I think the alternate tick system will still work on a 120Hz monitor - at least in my example, it still uses dt on alternate ticks, which means it is moving in half-as-big steps at 60 Hz instead of normal size steps at 30 Hz. If you force dt to be constant, you are making a game design choice that breaks this, and the game will run double-speed on a 120Hz monitor.
As for varying the logic update rate, I can't see it working for a general purpose engine like Construct 2. There are two options:
- run logic at a lower rate than the display rate: this is fiddly to do in a way which doesn't just look like it's running at the lower framerate. Moving objects can be stepped, but they still have to be collision tested every step, and collisions can run events that have other consequences in general, so by then you may as well just run all your logic every step. I think this can work for custom-coded games with specific requirements, but I really doubt this is something you can just turn on for most games in general and have it "just work" - I think a lot of the time, the result would be the game just looks like it updates at the lower rate as well.
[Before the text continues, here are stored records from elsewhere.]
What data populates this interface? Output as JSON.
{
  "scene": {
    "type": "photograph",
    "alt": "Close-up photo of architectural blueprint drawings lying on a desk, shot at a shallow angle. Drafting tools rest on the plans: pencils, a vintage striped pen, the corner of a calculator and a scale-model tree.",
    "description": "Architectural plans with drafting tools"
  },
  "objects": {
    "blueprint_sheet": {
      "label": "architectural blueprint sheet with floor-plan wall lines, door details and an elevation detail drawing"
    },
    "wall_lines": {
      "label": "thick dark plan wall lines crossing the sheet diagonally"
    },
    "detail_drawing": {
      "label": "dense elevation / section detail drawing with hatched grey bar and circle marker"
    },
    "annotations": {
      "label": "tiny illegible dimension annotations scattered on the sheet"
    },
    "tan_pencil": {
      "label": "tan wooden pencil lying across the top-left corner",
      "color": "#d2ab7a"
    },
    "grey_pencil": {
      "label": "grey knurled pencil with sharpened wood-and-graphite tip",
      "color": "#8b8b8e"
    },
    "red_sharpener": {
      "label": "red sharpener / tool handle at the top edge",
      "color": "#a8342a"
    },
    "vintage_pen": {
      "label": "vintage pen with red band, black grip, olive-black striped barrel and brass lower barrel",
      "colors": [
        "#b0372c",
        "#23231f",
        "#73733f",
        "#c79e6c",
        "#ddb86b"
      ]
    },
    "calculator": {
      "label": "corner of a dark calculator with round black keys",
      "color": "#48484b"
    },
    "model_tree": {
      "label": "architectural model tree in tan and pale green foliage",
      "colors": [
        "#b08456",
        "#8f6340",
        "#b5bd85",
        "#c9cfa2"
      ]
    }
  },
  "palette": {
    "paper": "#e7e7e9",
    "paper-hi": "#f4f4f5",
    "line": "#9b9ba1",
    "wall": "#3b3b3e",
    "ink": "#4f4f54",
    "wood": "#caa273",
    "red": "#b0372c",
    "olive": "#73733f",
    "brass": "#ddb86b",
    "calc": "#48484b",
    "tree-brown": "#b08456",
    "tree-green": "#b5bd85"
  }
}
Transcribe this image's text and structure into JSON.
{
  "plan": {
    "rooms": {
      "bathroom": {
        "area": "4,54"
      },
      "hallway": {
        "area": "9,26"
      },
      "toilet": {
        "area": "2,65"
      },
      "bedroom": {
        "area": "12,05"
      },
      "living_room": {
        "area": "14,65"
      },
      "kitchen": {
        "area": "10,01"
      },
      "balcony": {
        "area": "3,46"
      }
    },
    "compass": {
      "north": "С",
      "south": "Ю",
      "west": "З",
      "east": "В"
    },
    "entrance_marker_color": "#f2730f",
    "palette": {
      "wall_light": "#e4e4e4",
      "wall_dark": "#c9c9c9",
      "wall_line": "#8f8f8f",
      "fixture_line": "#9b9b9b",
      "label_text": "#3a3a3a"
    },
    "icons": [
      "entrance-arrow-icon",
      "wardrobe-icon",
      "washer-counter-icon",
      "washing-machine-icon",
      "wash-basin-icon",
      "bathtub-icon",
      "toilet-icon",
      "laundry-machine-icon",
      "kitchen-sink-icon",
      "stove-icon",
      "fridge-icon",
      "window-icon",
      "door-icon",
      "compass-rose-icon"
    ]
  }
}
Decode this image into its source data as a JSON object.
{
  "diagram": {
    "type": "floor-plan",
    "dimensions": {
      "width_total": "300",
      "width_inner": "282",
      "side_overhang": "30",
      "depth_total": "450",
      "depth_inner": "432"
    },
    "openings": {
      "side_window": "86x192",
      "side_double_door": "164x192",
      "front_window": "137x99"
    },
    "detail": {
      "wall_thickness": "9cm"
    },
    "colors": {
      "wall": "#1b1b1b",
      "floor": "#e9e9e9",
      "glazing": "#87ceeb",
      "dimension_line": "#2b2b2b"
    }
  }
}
Or you'll get really terrible collision skips where objects basically pass through other objects without registering a collision, because they only overlapped briefly and there wasn't a "real" tick during that time.
- run logic at a higher framerate than the display rate: this basically multiplies your CPU usage and hammers performance. Say you run logic at 120 Hz and display at 60 FPS. That doubles your CPU usage. People complain enough about performance as it is, I don't think we should add features to make that worse. Also if the logic rate is not a multiple of the display rate, e.g. 90 Hz logic and 60 FPS display, this creates the uneven-stepping problem you've already seen in this thread. If an object is moving 1 pixel per frame, there aren't enough display frames to show each update, so then you get an irregular pattern of 1-2-1-2-1-2...
So I don't see that either option is really any better. C2 has always done one logic step per display frame, and I think that makes most intuitive sense anyway: any less and sometimes there is nothing new to draw, any more and you burn CPU time simulating stuff you'll never see. And C2's approach has worked well for a very wide variety of games.